UNESP/HCFMB - Hospital das Clínicas de Botucatu (SP) — Prova 2022

Enunciado

Sobre o uso de máscaras para prevenção da covid-19, é correto afirmar que

Alternativas

  1. A) tem sido associado à acidose respiratória, sendo arriscado para idosos, apesar da proteção evidente contra a doença.
  2. B) as cirúrgicas podem ser utilizadas para proteção contra a doença e devem ser trocadas semanalmente.
  3. C) existe efetividade de filtragem em máscaras caseiras, a depender do tecido de confecção e número de camadas.
  4. D) as N95 com válvulas expiratórias são especialmente adequadas para uso em Unidades de Terapia Intensiva que atendem pacientes com a doença.

Pérola Clínica

Máscaras caseiras bem feitas (múltiplas camadas, tecido denso) oferecem proteção significativa contra COVID-19.

Resumo-Chave

A efetividade das máscaras caseiras na prevenção da COVID-19 é real e depende criticamente do tipo de tecido utilizado e do número de camadas, que influenciam a capacidade de filtragem de partículas e gotículas respiratórias.

Contexto Educacional

O uso de máscaras faciais tornou-se uma medida fundamental de saúde pública na contenção da pandemia de COVID-19, causada pelo vírus SARS-CoV-2. A transmissão ocorre principalmente por gotículas respiratórias e aerossóis, e as máscaras atuam como uma barreira física para reduzir a dispersão e a inalação dessas partículas. A eficácia das máscaras varia conforme o tipo. Máscaras N95 (ou PFF2) oferecem a maior proteção, filtrando até 95% das partículas aerotransportadas, sendo essenciais para profissionais de saúde em procedimentos geradores de aerossóis. Máscaras cirúrgicas são eficazes na contenção de gotículas e na proteção contra a inalação de partículas maiores. As máscaras caseiras, embora não padronizadas, demonstraram ter uma efetividade significativa, especialmente quando confeccionadas com múltiplos tecidos de alta contagem de fios (como algodão, flanela ou seda) e em várias camadas. A combinação de tecidos pode otimizar tanto a filtragem quanto a respirabilidade. É importante ressaltar que máscaras N95 com válvulas expiratórias não protegem os outros e, portanto, não são indicadas para controle de fonte em ambientes clínicos. A troca regular e o descarte adequado de todas as máscaras são cruciais para manter sua eficácia e higiene.

Perguntas Frequentes

Qual a importância do tecido e do número de camadas nas máscaras caseiras?

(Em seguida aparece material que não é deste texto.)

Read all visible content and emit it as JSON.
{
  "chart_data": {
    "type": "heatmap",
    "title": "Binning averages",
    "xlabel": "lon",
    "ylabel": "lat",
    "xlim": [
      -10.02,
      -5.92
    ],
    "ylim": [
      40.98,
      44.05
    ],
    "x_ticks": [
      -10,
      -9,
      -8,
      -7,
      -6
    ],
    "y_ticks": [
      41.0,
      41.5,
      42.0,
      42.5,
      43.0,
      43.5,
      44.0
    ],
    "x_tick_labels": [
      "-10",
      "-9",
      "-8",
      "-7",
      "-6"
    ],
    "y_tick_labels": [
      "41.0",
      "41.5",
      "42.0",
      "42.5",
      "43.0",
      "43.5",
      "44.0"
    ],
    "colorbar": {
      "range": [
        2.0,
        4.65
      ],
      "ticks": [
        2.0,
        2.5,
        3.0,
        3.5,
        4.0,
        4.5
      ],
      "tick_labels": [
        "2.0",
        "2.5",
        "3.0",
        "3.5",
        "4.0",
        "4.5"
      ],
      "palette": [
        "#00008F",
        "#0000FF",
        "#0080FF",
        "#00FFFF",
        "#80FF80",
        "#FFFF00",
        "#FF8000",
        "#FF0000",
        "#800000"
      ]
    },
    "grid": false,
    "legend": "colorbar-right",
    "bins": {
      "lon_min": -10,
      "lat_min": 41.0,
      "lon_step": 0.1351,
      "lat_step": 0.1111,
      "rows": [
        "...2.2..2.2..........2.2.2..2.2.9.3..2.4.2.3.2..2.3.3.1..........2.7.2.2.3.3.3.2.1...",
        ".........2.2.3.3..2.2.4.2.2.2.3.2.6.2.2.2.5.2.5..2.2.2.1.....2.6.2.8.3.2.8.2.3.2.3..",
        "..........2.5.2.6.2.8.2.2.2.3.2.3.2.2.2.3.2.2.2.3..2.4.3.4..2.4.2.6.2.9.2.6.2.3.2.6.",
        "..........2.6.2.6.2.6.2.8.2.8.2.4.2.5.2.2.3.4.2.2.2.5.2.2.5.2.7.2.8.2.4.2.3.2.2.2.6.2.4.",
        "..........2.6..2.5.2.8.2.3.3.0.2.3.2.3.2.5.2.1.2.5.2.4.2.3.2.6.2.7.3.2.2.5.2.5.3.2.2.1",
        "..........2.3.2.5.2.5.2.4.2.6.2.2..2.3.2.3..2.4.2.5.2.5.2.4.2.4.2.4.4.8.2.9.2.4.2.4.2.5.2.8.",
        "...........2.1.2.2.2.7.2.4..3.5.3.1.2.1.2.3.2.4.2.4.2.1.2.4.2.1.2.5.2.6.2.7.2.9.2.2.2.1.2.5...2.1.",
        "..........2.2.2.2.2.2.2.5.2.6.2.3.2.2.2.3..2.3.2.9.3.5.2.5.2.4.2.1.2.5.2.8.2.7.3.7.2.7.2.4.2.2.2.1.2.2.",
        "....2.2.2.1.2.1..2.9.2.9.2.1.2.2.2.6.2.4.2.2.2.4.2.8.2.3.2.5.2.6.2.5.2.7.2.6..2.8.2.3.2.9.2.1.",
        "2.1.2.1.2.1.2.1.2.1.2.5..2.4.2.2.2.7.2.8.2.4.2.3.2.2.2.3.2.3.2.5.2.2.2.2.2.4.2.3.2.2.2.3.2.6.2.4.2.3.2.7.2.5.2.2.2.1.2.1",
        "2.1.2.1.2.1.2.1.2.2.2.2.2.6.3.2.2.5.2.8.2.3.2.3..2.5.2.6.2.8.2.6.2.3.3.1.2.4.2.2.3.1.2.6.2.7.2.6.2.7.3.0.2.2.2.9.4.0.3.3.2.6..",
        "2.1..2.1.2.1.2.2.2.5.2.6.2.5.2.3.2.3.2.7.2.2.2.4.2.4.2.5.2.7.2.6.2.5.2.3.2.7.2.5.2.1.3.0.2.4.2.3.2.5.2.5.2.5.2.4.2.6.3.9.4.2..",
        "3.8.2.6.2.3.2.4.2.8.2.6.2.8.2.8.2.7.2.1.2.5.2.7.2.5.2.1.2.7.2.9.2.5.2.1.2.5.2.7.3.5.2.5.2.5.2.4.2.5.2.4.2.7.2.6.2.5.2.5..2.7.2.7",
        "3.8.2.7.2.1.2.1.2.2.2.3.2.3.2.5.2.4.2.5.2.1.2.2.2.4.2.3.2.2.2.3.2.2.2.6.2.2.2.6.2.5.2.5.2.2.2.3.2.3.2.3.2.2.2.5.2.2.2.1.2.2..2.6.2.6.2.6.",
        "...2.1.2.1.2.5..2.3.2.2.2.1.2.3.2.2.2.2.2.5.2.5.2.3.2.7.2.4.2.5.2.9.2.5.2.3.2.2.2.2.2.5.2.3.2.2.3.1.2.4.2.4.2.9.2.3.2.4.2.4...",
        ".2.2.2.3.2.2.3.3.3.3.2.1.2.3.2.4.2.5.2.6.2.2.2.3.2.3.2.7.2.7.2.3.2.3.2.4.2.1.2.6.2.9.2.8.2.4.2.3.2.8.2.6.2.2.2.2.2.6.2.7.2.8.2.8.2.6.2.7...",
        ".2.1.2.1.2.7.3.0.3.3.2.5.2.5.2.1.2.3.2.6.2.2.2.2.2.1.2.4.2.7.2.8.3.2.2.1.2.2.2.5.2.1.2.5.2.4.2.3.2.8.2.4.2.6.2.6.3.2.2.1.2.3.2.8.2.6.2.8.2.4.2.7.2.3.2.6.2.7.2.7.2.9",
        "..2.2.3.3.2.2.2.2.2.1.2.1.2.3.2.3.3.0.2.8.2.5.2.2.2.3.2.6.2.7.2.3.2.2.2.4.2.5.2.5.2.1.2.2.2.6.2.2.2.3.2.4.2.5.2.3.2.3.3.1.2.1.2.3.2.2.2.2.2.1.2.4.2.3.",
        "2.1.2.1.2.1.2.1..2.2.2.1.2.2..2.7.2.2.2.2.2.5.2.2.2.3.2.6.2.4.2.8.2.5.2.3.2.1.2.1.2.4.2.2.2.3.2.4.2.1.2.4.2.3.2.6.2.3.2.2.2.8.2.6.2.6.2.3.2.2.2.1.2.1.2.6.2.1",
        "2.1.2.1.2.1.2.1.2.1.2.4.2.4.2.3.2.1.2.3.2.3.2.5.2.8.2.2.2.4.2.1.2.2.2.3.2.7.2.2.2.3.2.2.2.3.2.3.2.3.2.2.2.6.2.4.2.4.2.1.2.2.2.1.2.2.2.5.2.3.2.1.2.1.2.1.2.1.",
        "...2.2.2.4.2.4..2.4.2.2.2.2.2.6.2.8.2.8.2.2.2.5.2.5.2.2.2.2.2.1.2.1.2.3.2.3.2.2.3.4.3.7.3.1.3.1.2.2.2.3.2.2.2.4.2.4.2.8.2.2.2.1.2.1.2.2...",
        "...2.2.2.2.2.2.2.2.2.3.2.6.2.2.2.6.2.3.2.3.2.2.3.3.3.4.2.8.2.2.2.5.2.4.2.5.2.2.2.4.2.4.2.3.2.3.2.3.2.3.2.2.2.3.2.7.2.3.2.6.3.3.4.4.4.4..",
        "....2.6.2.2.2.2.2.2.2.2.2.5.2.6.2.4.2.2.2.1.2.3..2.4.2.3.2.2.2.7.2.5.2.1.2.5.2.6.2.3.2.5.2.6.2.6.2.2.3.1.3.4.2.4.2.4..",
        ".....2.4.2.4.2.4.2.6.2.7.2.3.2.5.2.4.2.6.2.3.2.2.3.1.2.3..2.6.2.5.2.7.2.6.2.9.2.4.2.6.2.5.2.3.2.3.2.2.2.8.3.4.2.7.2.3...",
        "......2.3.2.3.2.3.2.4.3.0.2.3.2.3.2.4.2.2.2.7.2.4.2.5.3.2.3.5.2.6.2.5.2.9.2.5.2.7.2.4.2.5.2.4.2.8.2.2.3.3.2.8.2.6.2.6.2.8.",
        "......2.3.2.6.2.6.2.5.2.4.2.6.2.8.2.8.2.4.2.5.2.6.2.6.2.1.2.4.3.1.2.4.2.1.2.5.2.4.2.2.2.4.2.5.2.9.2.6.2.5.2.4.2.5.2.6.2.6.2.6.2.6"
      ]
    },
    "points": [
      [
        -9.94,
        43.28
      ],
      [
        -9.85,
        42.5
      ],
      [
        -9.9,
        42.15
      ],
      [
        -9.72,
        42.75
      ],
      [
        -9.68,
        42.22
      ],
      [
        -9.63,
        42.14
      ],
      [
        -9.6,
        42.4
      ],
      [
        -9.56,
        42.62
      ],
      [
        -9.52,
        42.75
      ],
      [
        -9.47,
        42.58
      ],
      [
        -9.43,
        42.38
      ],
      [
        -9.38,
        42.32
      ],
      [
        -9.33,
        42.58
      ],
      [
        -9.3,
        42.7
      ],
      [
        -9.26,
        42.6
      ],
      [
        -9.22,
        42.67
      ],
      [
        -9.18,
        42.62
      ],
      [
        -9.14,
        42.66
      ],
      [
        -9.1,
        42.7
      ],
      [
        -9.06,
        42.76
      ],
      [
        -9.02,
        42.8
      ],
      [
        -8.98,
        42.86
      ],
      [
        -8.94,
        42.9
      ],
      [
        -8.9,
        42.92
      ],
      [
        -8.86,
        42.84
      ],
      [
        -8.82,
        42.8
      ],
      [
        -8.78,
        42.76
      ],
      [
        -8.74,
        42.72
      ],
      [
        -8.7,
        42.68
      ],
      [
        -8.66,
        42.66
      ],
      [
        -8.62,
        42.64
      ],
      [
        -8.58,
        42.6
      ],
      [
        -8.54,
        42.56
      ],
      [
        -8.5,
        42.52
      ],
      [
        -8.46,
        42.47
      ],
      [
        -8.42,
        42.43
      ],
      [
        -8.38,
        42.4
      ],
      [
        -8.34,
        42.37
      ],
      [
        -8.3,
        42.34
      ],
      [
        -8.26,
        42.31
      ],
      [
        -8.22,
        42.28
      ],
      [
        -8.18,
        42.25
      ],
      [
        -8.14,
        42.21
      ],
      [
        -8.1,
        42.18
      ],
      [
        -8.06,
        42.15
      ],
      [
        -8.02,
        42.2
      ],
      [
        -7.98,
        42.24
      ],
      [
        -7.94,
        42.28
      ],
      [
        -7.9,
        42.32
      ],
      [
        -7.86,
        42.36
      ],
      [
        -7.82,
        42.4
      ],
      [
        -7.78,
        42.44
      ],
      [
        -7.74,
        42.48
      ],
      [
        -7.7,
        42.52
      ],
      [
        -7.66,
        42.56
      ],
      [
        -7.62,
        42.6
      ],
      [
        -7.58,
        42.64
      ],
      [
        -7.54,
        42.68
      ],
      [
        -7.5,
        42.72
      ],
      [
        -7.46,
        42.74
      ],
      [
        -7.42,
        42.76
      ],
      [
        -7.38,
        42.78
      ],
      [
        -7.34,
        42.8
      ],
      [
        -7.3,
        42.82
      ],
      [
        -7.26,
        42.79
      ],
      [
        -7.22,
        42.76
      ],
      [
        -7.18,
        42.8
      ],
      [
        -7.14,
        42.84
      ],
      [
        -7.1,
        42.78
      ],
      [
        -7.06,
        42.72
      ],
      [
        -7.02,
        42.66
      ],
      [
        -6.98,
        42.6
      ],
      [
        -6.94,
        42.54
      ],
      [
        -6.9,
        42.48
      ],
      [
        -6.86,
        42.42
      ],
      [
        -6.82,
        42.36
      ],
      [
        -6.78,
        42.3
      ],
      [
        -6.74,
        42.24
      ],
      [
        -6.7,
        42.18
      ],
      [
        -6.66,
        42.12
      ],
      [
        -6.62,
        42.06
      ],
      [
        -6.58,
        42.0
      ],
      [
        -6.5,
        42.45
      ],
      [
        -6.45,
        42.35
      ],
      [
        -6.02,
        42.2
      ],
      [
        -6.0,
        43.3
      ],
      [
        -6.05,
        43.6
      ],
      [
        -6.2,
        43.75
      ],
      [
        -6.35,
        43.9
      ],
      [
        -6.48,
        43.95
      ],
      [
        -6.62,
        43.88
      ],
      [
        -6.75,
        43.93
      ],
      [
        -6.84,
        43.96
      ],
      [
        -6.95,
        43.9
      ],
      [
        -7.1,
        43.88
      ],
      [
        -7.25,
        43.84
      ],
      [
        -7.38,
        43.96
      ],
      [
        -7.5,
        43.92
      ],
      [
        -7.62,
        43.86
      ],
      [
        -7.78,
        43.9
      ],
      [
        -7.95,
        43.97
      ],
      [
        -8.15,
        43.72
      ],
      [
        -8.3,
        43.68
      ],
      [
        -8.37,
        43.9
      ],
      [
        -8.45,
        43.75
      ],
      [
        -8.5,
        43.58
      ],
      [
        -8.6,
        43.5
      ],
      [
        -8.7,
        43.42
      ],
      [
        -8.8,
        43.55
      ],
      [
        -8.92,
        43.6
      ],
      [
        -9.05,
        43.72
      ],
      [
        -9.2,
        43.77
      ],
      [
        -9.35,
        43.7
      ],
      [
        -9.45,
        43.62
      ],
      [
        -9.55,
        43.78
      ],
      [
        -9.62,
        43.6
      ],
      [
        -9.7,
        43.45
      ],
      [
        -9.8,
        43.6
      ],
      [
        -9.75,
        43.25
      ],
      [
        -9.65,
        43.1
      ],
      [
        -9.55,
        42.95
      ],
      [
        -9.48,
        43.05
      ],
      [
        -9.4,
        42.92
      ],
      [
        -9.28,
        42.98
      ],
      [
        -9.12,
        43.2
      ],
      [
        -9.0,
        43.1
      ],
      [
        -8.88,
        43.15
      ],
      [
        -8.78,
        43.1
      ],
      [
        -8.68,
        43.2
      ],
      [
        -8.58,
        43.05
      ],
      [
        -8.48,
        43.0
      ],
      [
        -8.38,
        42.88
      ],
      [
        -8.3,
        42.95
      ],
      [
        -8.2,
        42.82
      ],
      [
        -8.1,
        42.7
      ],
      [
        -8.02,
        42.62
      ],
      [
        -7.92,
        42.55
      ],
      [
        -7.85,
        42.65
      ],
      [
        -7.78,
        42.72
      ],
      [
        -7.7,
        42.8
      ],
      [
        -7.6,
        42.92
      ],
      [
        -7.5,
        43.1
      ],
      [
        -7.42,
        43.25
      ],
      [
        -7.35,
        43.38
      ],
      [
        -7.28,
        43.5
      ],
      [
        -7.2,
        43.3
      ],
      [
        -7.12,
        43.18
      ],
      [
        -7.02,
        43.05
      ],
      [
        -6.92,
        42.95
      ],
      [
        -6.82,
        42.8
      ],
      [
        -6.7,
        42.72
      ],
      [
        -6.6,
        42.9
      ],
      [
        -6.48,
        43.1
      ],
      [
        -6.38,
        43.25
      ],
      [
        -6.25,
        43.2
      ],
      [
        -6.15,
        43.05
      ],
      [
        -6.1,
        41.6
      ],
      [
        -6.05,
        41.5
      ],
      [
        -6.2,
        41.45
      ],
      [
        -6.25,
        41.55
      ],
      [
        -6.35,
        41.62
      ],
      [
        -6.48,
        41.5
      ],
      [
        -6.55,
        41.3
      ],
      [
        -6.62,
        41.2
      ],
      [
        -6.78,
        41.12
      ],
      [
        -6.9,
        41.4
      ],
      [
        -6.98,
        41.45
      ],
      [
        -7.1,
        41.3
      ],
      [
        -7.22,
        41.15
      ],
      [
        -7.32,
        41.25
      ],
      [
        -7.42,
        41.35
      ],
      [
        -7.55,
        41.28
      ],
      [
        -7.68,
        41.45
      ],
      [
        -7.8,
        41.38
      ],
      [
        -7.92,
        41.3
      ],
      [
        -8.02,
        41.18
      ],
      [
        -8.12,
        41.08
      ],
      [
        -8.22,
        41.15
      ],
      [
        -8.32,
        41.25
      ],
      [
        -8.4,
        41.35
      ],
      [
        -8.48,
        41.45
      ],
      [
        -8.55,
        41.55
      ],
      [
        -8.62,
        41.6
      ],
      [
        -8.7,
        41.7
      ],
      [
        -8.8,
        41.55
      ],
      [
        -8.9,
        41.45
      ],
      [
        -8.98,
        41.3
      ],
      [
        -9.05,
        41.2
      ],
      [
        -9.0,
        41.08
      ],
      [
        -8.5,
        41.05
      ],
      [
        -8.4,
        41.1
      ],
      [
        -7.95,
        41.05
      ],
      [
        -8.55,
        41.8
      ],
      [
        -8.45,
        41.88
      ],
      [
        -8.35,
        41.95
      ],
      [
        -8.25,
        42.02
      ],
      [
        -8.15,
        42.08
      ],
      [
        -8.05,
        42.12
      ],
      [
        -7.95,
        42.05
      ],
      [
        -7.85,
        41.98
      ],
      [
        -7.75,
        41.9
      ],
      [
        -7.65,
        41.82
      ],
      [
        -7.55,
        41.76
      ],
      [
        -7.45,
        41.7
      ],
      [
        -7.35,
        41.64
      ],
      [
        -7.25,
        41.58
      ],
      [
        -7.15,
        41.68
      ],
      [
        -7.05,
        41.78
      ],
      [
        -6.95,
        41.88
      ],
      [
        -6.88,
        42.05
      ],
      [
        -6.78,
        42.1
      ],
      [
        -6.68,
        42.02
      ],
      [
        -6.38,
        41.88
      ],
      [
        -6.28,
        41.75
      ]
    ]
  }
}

O tecido e o número de camadas são cruciais para a eficácia da filtragem. Tecidos mais densos e com múltiplas camadas (ex: algodão com flanela ou seda) aumentam a capacidade de reter partículas respiratórias, melhorando a proteção.

As máscaras N95 com válvulas expiratórias são adequadas para uso em ambientes clínicos com pacientes COVID-19?

Não. Máscaras N95 com válvulas expiratórias filtram o ar inalado, mas permitem que o ar exalado saia sem filtragem, o que não protege os outros do usuário infectado. Por isso, não são recomendadas para uso em ambientes onde a fonte de infecção pode ser o próprio usuário.

Com que frequência as máscaras cirúrgicas devem ser trocadas?

Máscaras cirúrgicas são de uso único e devem ser trocadas quando úmidas, sujas ou a cada 4-6 horas de uso contínuo, ou imediatamente após contato com secreções. Não devem ser reutilizadas ou trocadas semanalmente.